To do this, they set interest rates on savings close to the Bank of England base rate, while interest rates on borrowing is set at a higher rate. The difference is their profit.
Banks need to find the balance between interest rates on savings and borrowing in order to remain competitive against other banks and maintain (or grow) their customer base. When setting interest rates, therefore, they take both the base rate into account and the interest rates set by their competitors.
Tip: When it comes to borrowing, banks look at an individual’s credit rating as well; the better your credit rating, the more likely you are to get a rate that matches or is close to the representative APR banks use when advertising loans.

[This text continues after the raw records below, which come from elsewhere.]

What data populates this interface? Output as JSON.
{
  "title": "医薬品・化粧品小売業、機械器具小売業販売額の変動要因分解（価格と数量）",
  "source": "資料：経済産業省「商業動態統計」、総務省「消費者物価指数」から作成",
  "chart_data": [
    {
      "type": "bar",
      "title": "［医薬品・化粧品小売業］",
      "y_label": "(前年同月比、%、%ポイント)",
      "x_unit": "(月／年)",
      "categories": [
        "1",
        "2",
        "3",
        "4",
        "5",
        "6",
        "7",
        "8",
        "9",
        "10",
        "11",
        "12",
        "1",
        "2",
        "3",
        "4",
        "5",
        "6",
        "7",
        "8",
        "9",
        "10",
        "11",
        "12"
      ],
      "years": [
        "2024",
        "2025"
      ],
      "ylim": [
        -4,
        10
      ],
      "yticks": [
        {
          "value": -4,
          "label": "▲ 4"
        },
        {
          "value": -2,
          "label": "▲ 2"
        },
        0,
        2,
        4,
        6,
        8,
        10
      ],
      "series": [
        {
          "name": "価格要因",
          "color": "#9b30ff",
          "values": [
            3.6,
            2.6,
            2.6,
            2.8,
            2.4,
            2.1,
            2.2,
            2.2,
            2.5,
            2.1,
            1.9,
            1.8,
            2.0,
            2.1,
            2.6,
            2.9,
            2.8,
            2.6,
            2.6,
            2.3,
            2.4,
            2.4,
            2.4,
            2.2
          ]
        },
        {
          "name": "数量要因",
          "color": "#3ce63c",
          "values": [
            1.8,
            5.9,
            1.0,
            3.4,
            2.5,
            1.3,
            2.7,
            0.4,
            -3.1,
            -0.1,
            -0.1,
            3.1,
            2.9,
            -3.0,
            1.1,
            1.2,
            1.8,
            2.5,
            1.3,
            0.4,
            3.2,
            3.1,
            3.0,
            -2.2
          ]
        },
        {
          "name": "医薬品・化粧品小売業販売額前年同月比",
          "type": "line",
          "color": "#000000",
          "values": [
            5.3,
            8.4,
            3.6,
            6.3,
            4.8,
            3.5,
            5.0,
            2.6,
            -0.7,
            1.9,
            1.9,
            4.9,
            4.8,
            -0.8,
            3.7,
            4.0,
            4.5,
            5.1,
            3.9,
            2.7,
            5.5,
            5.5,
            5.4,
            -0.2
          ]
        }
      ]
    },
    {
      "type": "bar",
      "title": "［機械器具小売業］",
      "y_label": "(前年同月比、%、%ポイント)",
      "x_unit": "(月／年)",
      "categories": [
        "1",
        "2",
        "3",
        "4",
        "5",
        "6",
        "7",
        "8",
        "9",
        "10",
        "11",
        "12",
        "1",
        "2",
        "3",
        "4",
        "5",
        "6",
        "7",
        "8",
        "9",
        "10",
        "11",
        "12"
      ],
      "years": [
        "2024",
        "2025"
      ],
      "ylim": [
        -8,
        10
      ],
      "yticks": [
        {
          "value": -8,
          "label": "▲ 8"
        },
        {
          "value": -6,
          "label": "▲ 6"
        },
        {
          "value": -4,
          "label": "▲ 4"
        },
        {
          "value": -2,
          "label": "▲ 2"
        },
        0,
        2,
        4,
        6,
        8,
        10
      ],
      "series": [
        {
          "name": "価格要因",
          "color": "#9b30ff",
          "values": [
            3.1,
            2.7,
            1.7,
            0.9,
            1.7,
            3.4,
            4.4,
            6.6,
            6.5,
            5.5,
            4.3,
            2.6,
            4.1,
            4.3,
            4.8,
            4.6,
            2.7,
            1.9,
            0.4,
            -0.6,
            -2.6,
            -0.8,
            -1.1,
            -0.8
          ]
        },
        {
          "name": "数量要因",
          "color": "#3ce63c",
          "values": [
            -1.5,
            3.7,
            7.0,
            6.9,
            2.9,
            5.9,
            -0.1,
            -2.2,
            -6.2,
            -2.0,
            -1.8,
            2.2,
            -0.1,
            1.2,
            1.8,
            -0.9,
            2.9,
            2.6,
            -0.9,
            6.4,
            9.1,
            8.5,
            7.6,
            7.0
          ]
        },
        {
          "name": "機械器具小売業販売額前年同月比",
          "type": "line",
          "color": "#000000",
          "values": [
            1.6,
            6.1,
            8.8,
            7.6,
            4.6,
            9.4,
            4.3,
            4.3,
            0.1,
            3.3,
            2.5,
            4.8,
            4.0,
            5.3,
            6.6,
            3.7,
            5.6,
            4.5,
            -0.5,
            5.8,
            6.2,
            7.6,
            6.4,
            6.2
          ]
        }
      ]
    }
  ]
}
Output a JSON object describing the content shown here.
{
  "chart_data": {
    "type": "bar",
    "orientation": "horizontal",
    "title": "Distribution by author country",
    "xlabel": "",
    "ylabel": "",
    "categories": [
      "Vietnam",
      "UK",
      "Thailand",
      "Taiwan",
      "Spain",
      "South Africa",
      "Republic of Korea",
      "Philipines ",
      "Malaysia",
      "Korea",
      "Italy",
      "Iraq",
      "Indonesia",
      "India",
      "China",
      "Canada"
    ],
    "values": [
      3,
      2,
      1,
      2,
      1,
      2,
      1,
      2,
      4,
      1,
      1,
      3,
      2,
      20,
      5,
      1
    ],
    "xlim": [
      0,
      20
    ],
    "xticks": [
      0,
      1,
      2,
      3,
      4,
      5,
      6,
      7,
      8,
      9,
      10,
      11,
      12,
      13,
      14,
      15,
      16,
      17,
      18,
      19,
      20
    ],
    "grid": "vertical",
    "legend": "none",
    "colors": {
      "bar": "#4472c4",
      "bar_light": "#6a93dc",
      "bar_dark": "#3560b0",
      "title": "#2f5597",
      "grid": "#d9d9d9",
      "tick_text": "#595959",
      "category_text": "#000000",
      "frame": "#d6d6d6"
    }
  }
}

The wider impact of interest rate changes
One of the driving factors for the Bank of England in setting the base rate is keeping inflation as close to the Government target of 2% as possible. Interest rates impact inflation because they impact our spending. If the base rate is lowered, for example, and your bank lowers the interest on your tracker mortgage. As a result, you will have more money to spend (or save).
Having more money in your pocket might be a good thing for you, but if there is too much money circulating in the economy, it could lead to inflation, meaning things will cost more. In order, therefore, for the Bank of England to keep inflation at the right levels to support economic growth, they need to find the balance between encouraging people to spend and save. They do this through the base rate, and the anticipated effect this will have on interest rates.
The effects of interest rates on the economy could be seen after the financial crisis of 2007/8. Because people were unsure of what was going to happen to their jobs, they stopped spending, leading to businesses closing and having to lay off workers. The Bank of England reduced the base rate so that banks would reduce their interest rates and people would have more money to spend, and it would be less beneficial for them to save. This led to an increase in spending, which helped drive economic growth.